Tuesday, January 15, 2008

La salud Materno y la salud publica

This semester looks tough, but I'm feeling quite calm about it so far.


Maternity – I’m going to have to really work on checking myself in this course. Angry notes on the first Powerpoint like when the prof said quite cheerfully that “the lithotomy position is essentially pushing uphill” and that it’s really designed to help “the provider deliver the mother”. Oh. Ouch. On one hand, thanks for being frank. I agree, as do a thousand other mothers who are on their backs right now, pushing uphill for the benefit of their providers. On the other, WHY ARE WE SITTING IN THIS CLASSROOM AND NOT WRITING LETTERS AND MARCHING UP AND DOWN THE STREETS AND WHATNOT? I was trying to explain this to my mom tonight and I could just hear my voice ratcheting up and getting nasty-mean. I wonder sometimes when I will feel less angry about my son’s birth. It’s certainly not going to be Fridays 1-4 or Mondays 2-9p.


Tonight, in my first clinical, we worked in the newborn nursery, and I got to give a Hep B shot, take vitals, and hold a couple babies. It was good. It was a little weird to realize how new in the world they were, and how calm, relatively, you know? There were two babies who had just come from being circumscised that day and one hadn’t nursed since, coming up on five hours. The other had some bleeding at the site, and diaper change was really hard, with the Vaseline gauze to wrap around a bleeding penis smaller than my pinkie.


My hard-to-leave-it-there moment was with a mom who was wheeling her daughter back to the NBN from having fed her in the room. The baby needed to go back under the bililights, and I said that the sunglasses they used here were much more stylish (and more effective-looking) than the ones my son had when he was under the lights. I told her about the little velcro stickers they put on his temples and how I wanted to scream because that was my new baby that they had just stuck stickers on! She smiled, but still looked so sad, and I said, It's hard when they're under the lights - it feels like they're so far away, like you can't pick them up or snuggle. She nodded, and teared up.

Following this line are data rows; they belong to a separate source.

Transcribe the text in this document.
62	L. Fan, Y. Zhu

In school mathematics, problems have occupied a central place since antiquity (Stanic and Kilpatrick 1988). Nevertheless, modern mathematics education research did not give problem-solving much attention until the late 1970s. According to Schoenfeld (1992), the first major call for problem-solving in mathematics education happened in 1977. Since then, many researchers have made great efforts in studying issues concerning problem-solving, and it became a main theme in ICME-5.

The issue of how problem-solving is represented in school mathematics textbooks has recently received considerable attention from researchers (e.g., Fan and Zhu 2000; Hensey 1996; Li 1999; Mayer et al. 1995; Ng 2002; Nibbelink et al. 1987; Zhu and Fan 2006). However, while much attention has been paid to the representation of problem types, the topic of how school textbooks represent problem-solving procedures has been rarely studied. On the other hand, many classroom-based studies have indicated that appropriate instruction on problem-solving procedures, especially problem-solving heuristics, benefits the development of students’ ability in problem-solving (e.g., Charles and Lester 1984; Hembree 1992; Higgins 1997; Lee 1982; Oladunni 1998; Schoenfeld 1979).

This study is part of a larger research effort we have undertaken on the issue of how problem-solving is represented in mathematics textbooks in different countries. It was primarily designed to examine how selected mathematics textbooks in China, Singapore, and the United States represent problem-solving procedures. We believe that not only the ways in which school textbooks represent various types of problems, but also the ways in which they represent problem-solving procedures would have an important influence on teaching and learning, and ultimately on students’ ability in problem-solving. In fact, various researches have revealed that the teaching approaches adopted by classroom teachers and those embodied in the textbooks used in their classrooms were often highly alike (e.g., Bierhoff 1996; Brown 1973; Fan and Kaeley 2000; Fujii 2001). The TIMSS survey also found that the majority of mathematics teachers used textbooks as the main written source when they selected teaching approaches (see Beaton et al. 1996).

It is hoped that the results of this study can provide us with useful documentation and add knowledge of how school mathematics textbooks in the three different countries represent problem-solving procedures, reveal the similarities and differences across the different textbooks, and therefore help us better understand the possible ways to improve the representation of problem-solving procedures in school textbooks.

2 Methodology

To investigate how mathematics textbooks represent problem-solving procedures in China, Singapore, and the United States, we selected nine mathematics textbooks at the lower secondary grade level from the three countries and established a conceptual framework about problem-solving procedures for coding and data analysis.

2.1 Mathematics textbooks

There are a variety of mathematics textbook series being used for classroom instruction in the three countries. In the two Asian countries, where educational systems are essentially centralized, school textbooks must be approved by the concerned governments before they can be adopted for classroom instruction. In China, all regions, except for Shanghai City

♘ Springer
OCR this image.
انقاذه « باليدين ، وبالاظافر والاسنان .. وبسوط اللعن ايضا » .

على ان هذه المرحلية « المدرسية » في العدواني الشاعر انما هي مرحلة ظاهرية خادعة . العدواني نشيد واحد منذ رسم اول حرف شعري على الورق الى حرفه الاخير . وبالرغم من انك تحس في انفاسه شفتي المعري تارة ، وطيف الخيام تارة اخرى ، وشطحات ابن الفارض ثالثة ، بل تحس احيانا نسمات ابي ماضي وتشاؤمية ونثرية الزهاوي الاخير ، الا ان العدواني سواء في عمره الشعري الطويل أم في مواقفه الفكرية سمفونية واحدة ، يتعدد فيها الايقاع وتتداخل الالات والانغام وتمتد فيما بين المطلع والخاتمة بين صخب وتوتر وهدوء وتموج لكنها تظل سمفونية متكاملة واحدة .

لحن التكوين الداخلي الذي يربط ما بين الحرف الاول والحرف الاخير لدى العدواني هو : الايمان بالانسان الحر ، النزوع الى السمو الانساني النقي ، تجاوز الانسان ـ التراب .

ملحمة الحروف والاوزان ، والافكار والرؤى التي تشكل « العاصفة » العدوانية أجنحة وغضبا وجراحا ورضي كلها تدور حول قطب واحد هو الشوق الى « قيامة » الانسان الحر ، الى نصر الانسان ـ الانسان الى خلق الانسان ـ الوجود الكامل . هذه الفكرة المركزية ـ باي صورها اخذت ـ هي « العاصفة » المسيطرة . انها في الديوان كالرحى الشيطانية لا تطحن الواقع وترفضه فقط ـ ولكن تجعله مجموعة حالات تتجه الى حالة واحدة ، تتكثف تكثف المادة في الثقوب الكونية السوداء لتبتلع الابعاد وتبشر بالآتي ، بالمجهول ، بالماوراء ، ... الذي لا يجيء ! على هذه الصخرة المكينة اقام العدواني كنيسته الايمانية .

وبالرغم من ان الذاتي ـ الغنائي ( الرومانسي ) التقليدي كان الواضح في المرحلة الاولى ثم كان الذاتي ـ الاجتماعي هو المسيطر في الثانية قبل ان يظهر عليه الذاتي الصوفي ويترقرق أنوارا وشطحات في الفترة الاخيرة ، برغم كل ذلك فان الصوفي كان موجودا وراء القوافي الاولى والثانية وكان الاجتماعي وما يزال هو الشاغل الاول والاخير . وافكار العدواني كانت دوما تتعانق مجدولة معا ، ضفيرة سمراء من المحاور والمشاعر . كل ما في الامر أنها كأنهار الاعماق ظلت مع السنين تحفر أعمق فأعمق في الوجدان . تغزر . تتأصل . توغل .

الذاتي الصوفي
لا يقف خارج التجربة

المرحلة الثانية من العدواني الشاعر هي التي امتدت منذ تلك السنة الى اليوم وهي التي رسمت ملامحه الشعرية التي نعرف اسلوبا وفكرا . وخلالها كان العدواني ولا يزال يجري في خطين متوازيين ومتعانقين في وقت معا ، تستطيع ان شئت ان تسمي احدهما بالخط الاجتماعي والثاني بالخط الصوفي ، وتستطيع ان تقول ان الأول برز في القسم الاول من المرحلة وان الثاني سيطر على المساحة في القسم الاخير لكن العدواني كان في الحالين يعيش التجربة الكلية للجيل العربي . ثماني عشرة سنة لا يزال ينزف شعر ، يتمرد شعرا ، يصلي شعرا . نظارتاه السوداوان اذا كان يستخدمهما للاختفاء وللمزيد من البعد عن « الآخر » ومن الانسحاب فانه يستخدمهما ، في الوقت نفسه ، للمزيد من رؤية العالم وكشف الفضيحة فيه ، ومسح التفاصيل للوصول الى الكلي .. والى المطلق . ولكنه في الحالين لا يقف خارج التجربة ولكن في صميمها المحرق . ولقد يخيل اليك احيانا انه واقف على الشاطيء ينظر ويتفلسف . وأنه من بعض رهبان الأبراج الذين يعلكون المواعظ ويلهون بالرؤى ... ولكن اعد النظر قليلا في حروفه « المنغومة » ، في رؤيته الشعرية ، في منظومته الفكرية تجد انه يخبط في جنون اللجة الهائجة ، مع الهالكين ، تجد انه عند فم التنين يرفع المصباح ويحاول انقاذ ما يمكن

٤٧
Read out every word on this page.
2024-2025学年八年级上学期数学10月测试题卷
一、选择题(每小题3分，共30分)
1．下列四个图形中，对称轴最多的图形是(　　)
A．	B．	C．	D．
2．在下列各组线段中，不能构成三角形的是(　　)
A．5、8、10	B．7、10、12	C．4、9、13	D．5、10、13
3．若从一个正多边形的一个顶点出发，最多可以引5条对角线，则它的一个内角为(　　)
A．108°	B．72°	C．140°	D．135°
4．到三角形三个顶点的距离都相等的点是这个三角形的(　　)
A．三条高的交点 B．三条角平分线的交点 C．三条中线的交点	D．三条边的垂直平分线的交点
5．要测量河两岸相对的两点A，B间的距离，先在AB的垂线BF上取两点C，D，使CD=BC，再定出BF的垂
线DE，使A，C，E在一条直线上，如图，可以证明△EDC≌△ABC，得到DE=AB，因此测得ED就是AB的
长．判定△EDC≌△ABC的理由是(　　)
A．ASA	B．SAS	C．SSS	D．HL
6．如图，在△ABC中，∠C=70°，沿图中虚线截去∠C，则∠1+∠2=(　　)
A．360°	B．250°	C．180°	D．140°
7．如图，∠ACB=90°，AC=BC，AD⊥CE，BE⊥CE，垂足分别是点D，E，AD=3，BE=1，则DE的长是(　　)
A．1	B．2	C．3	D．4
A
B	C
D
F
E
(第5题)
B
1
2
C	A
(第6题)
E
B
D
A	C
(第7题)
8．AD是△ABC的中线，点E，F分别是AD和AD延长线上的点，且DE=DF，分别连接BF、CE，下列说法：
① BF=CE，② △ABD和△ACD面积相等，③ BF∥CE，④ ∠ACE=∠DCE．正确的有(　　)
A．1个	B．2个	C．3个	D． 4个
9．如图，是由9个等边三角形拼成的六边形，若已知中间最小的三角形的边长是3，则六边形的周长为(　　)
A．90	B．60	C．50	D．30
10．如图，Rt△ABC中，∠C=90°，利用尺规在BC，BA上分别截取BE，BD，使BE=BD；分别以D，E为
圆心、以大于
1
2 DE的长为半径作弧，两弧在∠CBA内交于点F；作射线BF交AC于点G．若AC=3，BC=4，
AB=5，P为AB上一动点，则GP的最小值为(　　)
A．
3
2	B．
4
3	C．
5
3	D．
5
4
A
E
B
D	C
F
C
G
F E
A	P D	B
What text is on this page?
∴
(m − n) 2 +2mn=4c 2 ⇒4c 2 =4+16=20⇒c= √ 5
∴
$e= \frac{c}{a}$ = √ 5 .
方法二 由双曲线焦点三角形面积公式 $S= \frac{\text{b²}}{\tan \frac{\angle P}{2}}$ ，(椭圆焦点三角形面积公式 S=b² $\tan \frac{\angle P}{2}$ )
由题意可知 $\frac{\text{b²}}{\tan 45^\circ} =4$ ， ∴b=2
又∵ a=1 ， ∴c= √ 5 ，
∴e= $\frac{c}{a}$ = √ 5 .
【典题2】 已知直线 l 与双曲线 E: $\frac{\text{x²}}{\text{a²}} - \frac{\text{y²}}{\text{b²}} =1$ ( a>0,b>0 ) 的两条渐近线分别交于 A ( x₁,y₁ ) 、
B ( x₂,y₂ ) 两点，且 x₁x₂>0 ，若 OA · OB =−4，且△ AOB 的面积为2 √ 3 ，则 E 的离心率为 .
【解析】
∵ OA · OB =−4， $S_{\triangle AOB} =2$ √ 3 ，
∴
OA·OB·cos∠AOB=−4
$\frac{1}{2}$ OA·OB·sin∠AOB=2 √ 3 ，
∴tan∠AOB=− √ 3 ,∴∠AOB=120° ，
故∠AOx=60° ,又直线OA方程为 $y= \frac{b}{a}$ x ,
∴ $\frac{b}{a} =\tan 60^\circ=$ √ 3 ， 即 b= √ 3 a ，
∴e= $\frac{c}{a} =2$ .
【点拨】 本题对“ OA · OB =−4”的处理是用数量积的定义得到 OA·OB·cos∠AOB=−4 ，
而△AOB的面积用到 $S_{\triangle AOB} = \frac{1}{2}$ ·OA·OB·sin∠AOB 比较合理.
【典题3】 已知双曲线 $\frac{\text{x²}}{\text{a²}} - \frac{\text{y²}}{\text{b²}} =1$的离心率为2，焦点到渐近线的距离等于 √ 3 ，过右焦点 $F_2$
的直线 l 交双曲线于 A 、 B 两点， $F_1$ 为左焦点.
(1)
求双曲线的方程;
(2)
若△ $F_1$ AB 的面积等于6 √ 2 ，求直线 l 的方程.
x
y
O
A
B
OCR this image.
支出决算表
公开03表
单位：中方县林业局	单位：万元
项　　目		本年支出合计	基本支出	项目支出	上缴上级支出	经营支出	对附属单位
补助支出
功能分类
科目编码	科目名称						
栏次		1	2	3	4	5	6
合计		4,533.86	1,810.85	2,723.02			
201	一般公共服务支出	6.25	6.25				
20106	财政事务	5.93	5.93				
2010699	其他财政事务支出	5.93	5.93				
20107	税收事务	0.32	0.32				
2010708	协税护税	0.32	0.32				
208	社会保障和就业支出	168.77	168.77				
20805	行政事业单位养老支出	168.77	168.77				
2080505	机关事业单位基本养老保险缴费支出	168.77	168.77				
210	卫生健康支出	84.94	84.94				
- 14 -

I wasn't really expecting the tears (note to me: expect tears). I definitely wasn't expecting the staff nurse to come roaring around the corner, demanding to know if John or I knew why that mother just left here sobbing (ie, what did one of you fools say to her on your very first night on the floor!). I told about what I’d said, and the staff nurse suggested we try to get an order for one of the bilibeds they have.


I told my clinical instructor, she's on board, but she won't let me call the pediatrician to ask for the order bc I can't take a verbal order. So the staff nurse tracked down the ped. He said that he hadn't seen the beds and didn't know enough about them to order it. I was really crushed, and wanted to run down to the mom's room, and tell HER to call the ped and make him order it right now. Hard to leave knowing that she'll feel that sad or sadder for at least another 12 hours, if not longer, if breastfeeding doesn't pick up and she doesn't pink up.


Community Health - which is also full of import, since I think that may be where I'd like to practice, and I'm worried about saying that too many more times before I actually start clinicals! I'll be doing prenatal home visits with a nurse based at a local health clinic. I meet her tomorrow, and I hope I like her!


Both of those are the five hour courses, and they both have a couple of big papers/assignments/careplans/critical incident writeups.




Then there's two one hour courses - Disciplines of Nursing: Professional Roles and Disciplines of Nursing: Eight Touchy Feely Concepts That Needed to Be Incorporated into the Curriculum.


I'm looking forward to both of them - the profs look good and sharp and we appear to be on the same page that the class is not the most important thing happening this semester, but the most important thing that you're doing from 11-2 Thursdays or 2-3 Fridays.


I'm also taking Spanish for Health Care Professionals. I placed into the advanced section and I'm hoping that I can hold my own. It's online for assignments, and if I come to conversation hour (which sounds a little scary), I won't have to call in for conversation one on one with the instructor (which sounds scarier).

2 comments:

Student Nurse Midwife said...

We are taking almost all the same classes! I'm doing my maternity/peds rotation. I'm also taking Spanish for Health Care Providers. And I'm taking a public health class.

As a midwife-to-be, I'm glad to hear your teacher is discussing the absolute *lack* of evidence-based practice that plagues OB/GYN care. ((sigh))

I also agree that we should be marching. Or at least be more angry about the state of practice.

Student Nurse Midwife said...

And another thing...providers don't "deliver the baby." The mother delivers her own baby with or without the help of the provider. That phrasing irks me more than works can describe. Providers are merely baby catchers!!